Thailand busts fake-passport syndicate, Iranian arrested

The Department of Special Investigation (DSI) yesterday arrested an Iranian as it cracked down on a syndicate engaged in making fake passports, and possibly linked to international human trafficking.

S Rafil Bonda, a 45-year-old Iranian, was arrested in Chon Buri's Tambon Nang Prue and charged with stealing, receiving stolen properties, making fake documents, passports and visa stamps or stickers, said DSI chief Suwana Suwanjuta. The Iranian is a key man in the syndicate that has been doing this business in Thailand for more than 20 years, she said.

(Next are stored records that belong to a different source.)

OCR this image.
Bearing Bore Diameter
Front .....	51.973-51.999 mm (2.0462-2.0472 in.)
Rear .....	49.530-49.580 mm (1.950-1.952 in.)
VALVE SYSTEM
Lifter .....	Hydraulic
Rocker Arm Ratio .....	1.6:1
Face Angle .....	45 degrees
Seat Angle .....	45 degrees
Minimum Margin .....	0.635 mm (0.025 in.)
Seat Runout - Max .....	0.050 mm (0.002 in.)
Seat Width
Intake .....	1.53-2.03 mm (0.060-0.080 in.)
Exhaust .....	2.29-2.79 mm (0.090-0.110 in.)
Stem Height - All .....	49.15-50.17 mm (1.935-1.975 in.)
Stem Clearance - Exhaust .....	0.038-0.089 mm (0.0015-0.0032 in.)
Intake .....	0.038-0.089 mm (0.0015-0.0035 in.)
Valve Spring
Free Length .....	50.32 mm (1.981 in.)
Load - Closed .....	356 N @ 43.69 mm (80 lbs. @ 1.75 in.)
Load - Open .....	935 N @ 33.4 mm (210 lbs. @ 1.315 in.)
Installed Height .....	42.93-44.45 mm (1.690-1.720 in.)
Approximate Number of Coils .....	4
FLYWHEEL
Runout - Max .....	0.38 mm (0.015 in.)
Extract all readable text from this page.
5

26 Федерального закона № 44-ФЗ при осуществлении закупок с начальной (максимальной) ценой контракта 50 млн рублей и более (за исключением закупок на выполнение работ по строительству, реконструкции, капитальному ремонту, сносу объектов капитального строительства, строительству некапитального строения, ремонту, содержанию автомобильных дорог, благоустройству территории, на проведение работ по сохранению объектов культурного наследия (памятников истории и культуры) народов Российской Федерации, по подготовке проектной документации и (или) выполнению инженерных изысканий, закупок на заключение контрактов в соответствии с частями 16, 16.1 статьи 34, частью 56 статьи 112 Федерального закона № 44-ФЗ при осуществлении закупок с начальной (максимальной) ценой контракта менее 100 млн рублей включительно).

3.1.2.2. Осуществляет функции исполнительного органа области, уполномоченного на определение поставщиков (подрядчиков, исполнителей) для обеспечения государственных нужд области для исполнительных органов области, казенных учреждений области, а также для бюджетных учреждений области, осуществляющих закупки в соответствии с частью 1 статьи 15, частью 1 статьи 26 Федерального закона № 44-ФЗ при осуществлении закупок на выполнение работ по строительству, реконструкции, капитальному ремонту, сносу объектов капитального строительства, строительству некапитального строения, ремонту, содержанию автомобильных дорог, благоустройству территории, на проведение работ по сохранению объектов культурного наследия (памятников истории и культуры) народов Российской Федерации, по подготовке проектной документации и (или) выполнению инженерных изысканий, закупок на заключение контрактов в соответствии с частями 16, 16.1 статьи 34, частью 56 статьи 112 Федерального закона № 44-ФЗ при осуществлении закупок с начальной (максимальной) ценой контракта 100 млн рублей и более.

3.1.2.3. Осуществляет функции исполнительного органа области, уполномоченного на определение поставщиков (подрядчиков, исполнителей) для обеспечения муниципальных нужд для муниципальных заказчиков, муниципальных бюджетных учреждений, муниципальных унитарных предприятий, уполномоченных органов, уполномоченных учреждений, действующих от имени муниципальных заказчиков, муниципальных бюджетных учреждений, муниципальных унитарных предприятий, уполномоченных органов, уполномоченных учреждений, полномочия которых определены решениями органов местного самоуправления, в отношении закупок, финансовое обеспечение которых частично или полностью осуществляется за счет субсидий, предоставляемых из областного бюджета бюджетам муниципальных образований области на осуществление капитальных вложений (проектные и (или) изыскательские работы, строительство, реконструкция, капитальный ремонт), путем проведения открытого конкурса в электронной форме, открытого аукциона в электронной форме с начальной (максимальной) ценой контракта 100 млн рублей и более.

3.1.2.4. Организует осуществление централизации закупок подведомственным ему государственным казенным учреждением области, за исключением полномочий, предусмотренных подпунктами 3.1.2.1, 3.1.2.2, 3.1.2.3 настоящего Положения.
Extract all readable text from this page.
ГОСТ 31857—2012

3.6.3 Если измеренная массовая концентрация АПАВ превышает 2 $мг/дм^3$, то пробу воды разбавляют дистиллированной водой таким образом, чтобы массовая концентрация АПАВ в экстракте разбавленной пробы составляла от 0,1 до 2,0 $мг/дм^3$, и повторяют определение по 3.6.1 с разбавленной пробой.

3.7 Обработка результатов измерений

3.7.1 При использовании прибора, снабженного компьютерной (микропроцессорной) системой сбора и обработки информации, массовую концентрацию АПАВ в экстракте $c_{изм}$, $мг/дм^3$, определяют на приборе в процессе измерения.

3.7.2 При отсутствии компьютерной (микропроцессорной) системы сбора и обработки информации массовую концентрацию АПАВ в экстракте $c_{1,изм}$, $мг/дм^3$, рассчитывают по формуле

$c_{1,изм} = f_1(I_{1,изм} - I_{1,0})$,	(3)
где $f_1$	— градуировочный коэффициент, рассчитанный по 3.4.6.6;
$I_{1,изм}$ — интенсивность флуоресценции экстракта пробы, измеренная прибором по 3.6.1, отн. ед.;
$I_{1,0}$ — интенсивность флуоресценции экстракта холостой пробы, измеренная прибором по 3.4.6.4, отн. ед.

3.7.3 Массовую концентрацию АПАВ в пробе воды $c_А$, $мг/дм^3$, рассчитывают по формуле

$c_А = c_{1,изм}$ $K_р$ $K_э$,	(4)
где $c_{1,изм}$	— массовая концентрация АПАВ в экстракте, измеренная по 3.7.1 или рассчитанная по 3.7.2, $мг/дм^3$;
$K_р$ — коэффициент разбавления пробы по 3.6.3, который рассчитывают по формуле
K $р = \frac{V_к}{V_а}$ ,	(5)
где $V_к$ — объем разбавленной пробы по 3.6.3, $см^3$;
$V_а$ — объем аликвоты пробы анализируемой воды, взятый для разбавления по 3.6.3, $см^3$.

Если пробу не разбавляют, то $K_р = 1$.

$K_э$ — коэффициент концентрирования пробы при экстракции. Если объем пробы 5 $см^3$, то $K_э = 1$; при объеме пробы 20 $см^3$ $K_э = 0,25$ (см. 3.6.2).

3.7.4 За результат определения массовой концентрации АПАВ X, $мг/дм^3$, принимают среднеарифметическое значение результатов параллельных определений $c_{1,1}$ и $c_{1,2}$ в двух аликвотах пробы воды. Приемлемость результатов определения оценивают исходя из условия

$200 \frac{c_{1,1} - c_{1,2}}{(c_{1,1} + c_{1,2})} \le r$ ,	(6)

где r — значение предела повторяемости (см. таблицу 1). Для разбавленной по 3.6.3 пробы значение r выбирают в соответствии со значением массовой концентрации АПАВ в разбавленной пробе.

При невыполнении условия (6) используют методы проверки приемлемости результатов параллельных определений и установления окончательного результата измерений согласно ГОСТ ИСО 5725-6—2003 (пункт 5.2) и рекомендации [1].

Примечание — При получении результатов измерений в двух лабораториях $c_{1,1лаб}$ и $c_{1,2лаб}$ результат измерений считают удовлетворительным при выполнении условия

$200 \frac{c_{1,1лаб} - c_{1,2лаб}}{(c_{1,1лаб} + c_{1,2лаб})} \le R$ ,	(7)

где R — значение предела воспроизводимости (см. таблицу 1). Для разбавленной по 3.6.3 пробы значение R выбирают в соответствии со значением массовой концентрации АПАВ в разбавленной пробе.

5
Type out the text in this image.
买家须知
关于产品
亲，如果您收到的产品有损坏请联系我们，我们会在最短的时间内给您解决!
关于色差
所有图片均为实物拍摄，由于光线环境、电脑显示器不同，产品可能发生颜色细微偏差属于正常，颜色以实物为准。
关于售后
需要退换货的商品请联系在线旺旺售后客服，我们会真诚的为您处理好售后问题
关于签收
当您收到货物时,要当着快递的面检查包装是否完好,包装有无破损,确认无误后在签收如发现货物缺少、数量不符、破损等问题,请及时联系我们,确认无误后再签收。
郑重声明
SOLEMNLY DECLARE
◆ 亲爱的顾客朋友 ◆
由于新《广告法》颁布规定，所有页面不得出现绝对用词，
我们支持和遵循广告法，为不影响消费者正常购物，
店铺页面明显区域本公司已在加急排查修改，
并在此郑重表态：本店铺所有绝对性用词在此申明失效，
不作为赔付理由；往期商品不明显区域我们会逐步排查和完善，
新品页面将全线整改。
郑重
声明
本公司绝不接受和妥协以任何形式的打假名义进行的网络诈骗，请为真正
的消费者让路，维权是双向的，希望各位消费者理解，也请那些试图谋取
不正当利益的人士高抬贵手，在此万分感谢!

Officials seized 1,053 passports of more than 60 nationals around the world, stolen and illegally made by the gang as well as equipment from one of his houses, in Pattaya. An electronic device for personal data storage and his smart phones, which contain some information on his customers, were also confiscated.

'Front business'

The gang purchased stolen passports from around the world and reproduced them in Thailand for their customers, she said.

The DSI has been on the trail of fake passport-making syndicates for a long time and tracked down many Iranian groups involved in facilitating human trafficking from the Middle East via Thailand to Europe, North America and Australia, Suwana said. The gangs open a "front business" in the Kingdom and use Thai people as business mangers, messengers and staff, she said.

The DSI is now seeking extradition of Paknejad Siyes Ramin from Malaysia as he was arrested there after fleeing a Thai court years ago, she said. The DSI has managed to root out many Iranian syndicates involved in making fake passports over the past years, she said.

In recent years, Thai courts have sentenced at least nine Iranians from two gangs for making illegal passports in Thailand. Four persons, under a group led by a man called Tony, were sentenced to as many as 31 years in prison while persons in other groups were sentenced to not less than 10 years, she said.